Why most lemmy instances blocked threads
Why most lemmy instances blocked threads
İsn't more user=more content what is wrong with Instagram threads (sorry for my bad English)
Why most lemmy instances blocked threads
İsn't more user=more content what is wrong with Instagram threads (sorry for my bad English)
There are multiple reasons depending on who you ask and the specific instance:
which IMO is a bit silly - Meta can and probably is scraping all the available public information anyway, defederating doesn’t really fix that
If they're federated everything gets sent to them automatically.
If they're not, they only get the info users see, and it's a hassle to compile index and store. Like they could keep a running index of every user page, but why would they?
The only information that actually gets federated to other servers is public information that is globally visible anyway. Fediverse servers don't (or at least SHOULDN'T) trust each other.
It's not actually that hard to index and store the information, especially if you just want textual post data - Mastodon at least can serve you an easy to parse version of a user's posts if you request it. Sure you need to poll for the information rather than it just being sent to you, but I think if they were motivated enough they could do it.
Easy to spin up a scrapper server that isn't threads to collect data.
Thank you for answering my question
Privacy - Meta has a really bad track record of user privacy. There is the worry that federating with them will result in them scraping user data from users (which IMO is a bit silly - Meta can and probably is scraping all the available public information anyway, defederating doesn’t really fix that).
Yeah, I was gonna say...as things stand, the privacy situation on the Threadiverse is in many respects weaker than on, say, Reddit. Yeah, you get to choose the third-party app that may live on a phone, or the Web client, and your instances only directly pushes some data out via federation.
However, if you're on the Threadiverse, then you have no idea what a given Threadiverse instance out there pulling in federated data is storing. You don't know how secure your instances is, even if your instance admin has the best intentions. Unless your instance is whitelisting a very limited set of trusted instances or isn't federating at all and is private, treating anything you put out there as basically accessible to every organization and company is probably a good idea.
Your own instance may not retain deleted (including by mods or admins) or edited comments, but it's a good bet that if someone else's instance isn't yet, they will, and they'll permit recovering them. There were people doing this on Reddit via pushshift.io.
It's probably possible to have people analyzing comment activity to detect where someone's instance is, based on time-of-day and holiday and so forth activity; people had several sites doing this for Reddit.

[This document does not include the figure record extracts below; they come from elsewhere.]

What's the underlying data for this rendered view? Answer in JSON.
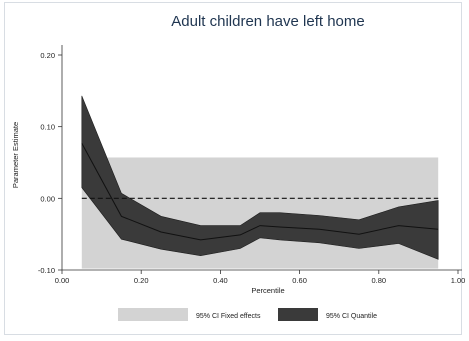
{
  "chart_data": {
    "type": "area",
    "title": "Adult children have left home",
    "xlabel": "Percentile",
    "ylabel": "Parameter Estimate",
    "xlim": [
      0.0,
      1.0
    ],
    "ylim": [
      -0.1,
      0.2
    ],
    "xticks": [
      "0.00",
      "0.20",
      "0.40",
      "0.60",
      "0.80",
      "1.00"
    ],
    "yticks": [
      "-0.10",
      "0.00",
      "0.10",
      "0.20"
    ],
    "reference_line": 0.0,
    "fixed_effects_band": {
      "x_range": [
        0.05,
        0.95
      ],
      "lower": -0.098,
      "upper": 0.057,
      "color": "#d3d3d3"
    },
    "quantile_band": {
      "x": [
        0.05,
        0.15,
        0.25,
        0.35,
        0.45,
        0.5,
        0.55,
        0.65,
        0.75,
        0.85,
        0.95
      ],
      "estimate": [
        0.077,
        -0.025,
        -0.047,
        -0.058,
        -0.051,
        -0.038,
        -0.04,
        -0.043,
        -0.05,
        -0.038,
        -0.043
      ],
      "lower": [
        0.015,
        -0.057,
        -0.071,
        -0.08,
        -0.07,
        -0.055,
        -0.058,
        -0.062,
        -0.07,
        -0.063,
        -0.085
      ],
      "upper": [
        0.143,
        0.007,
        -0.025,
        -0.038,
        -0.038,
        -0.02,
        -0.02,
        -0.024,
        -0.03,
        -0.012,
        -0.003
      ],
      "color": "#3a3a3a"
    },
    "legend": {
      "position": "bottom",
      "items": [
        {
          "label": "95% CI Fixed effects",
          "color": "#d3d3d3"
        },
        {
          "label": "95% CI Quantile",
          "color": "#3a3a3a"
        }
      ]
    },
    "grid": false
  }
}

And it's probably not that hard to obtain a user's IP address, so either you want to be okay with what you're posting maybe being linked to your IP or avoid having a persistent IP, like, via use of a VPN or something. Probably possible for someone to at least roughly geolocate an IP. Might be possible to correlate it with other logs; if someone, for example, has access to someone's Steam login history and can link that to an identity and can link both to an IP address at different times, they can probably deanonymize a user.
There are also text classifiers that can run on comments, extract things like someone's likely gender and anything else that you've trained a statistical text classifier on a large-enough corpus. Probably can get at least approximate age, and I've seen classifiers that aim at identifying roughly where someone lives. Some famous examples of deanonymization via text:
With Reddit or similar, Reddit's probably gonna data-mine what they can and may sell it to some parties, but they also probably won't be directly feeding it to random unsavory person, though it may wind up in their hands.

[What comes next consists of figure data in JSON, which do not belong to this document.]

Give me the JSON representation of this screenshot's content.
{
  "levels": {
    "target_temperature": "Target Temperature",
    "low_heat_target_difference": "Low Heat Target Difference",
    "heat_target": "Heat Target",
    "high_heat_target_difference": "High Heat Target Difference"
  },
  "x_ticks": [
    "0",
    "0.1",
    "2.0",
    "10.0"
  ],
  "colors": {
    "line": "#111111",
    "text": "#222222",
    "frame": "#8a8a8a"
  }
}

There are probably a couple of good ways that lemmy/kbin could legitimately improve privacy.
Not trying to shame ya or anything, just educate. This was a very easy thing to find using the lemmy search function, here's the top result when searching "meta threads".

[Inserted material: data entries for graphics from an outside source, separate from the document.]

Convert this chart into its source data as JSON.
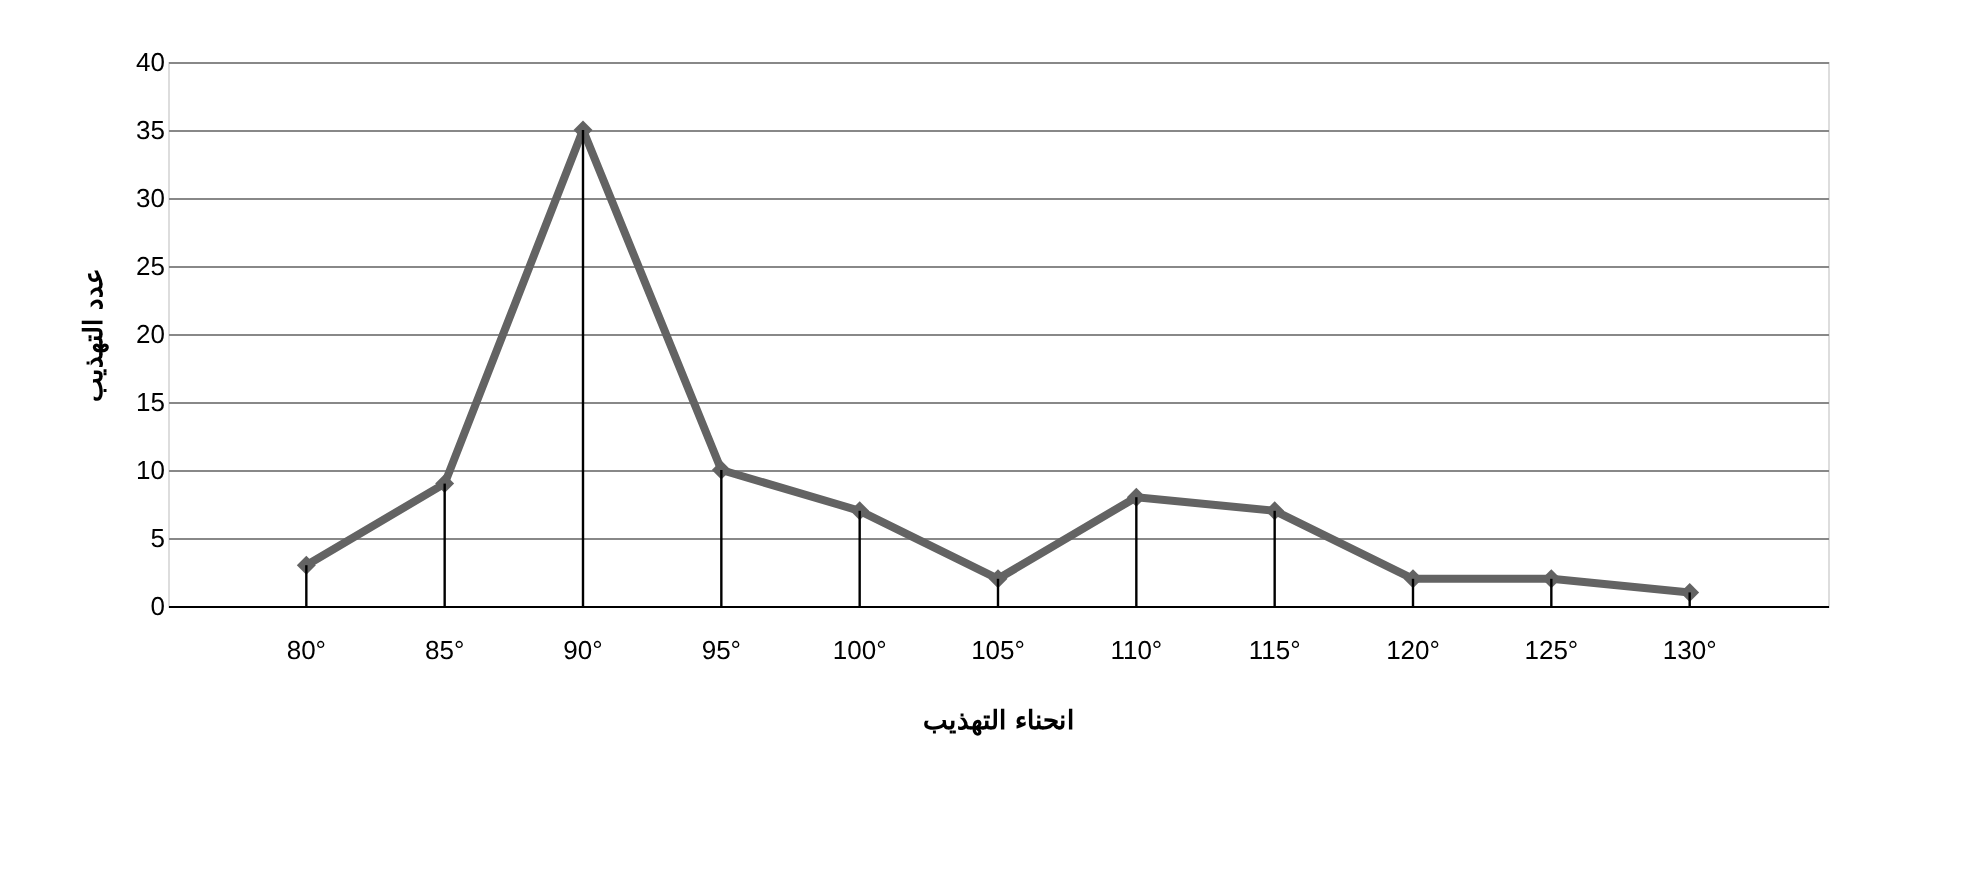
{
  "chart_data": {
    "type": "line",
    "xlabel": "انحناء التهذيب",
    "ylabel": "عدد التهذيب",
    "categories": [
      "80°",
      "85°",
      "90°",
      "95°",
      "100°",
      "105°",
      "110°",
      "115°",
      "120°",
      "125°",
      "130°"
    ],
    "series": [
      {
        "color": "#636363",
        "values": [
          3,
          9,
          35,
          10,
          7,
          2,
          8,
          7,
          2,
          2,
          1
        ]
      },
      {
        "type": "bar",
        "color": "#000000",
        "values": [
          3,
          9,
          35,
          10,
          7,
          2,
          8,
          7,
          2,
          2,
          1
        ]
      }
    ],
    "ylim": [
      0,
      40
    ],
    "yticks": [
      0,
      5,
      10,
      15,
      20,
      25,
      30,
      35,
      40
    ],
    "grid": "y",
    "marker": "diamond",
    "line_style": "solid"
  }
}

Edit: I share site functionality and link a very thorough discussion that is relevant to the question and still get downvotes. Awesome, yall have a great day.
Where is the Is search thing?
they are afraid that they wont be able to stop themselves from utilizing any of Threads bells and whistles thereby making themselves dependant, or that they are incapable of moderating sub-scripted content flowing from Threads.
most just hate meta so very very much as to not want to associate with them.